Protect your site, analytics from spam bots

BY Jeff Denham

Notice a spike in your website traffic lately? Watch out! It could be the latest spam tactic.

Notice a spike in your website traffic lately? Watch out! It could be the latest tactic spammers are using to lure you into their evil underworld and skew your referral analytics. It’s called referral spamming, and it’s an increasingly common scourge among unsuspecting website owners.

Here’s how it happens: while reviewing your website analytics, you notice a jump in visitors and you’re curious about where all the new traffic is coming from. You click on the source and wham! You’re hit with unwanted advertising, baffling redirects or possibly even malicious, virus-injecting code.
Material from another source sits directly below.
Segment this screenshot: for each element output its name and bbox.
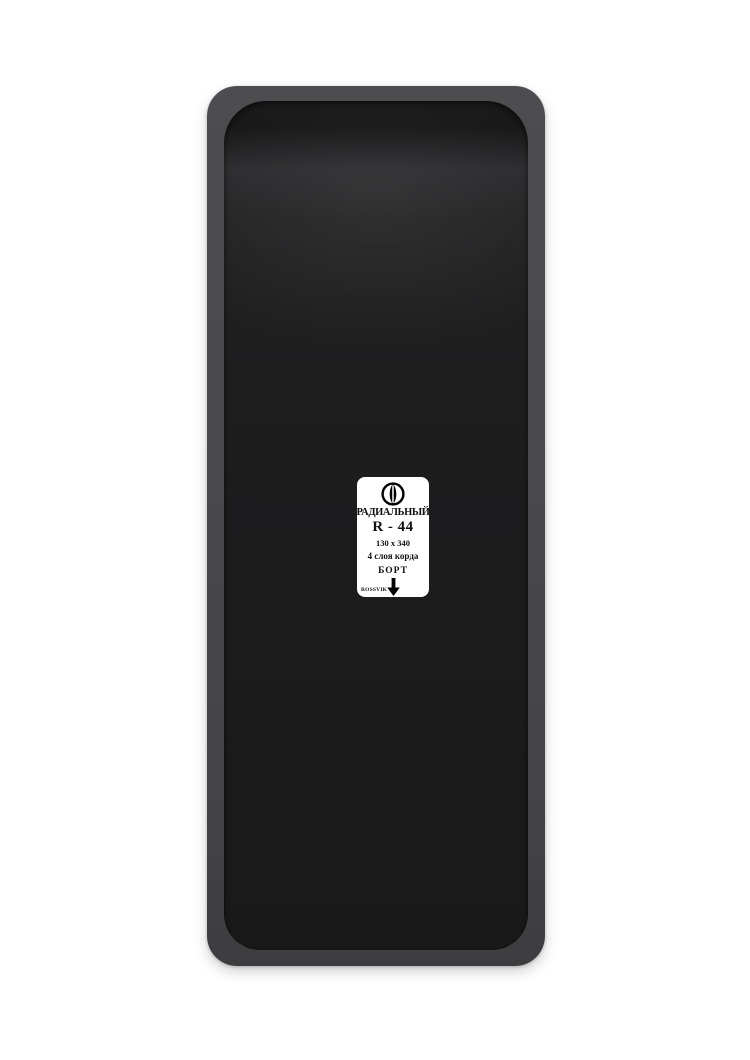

This fake traffic is caused by spammers and their bot army: they crawl your website and create links from their websites to yours. Normally, links from another website are hugely valuable. Linking helps search engines determine the quality (and thus the ranking) of your site. But these links (“referrals”) by spammers are bogus. And unfortunately, Google Analytics logs spam bot activity as legitimate site traffic, even though it most definitely is not.

What can you do to address the issue of referral spamming?

First, create a new filter in Google Analytics to avoid viewing those bad referrals in your own reports. Then, talk to your web developers and IT staff about using a blacklist on your server.

These steps will keep most spammers off your site—and out of your hair.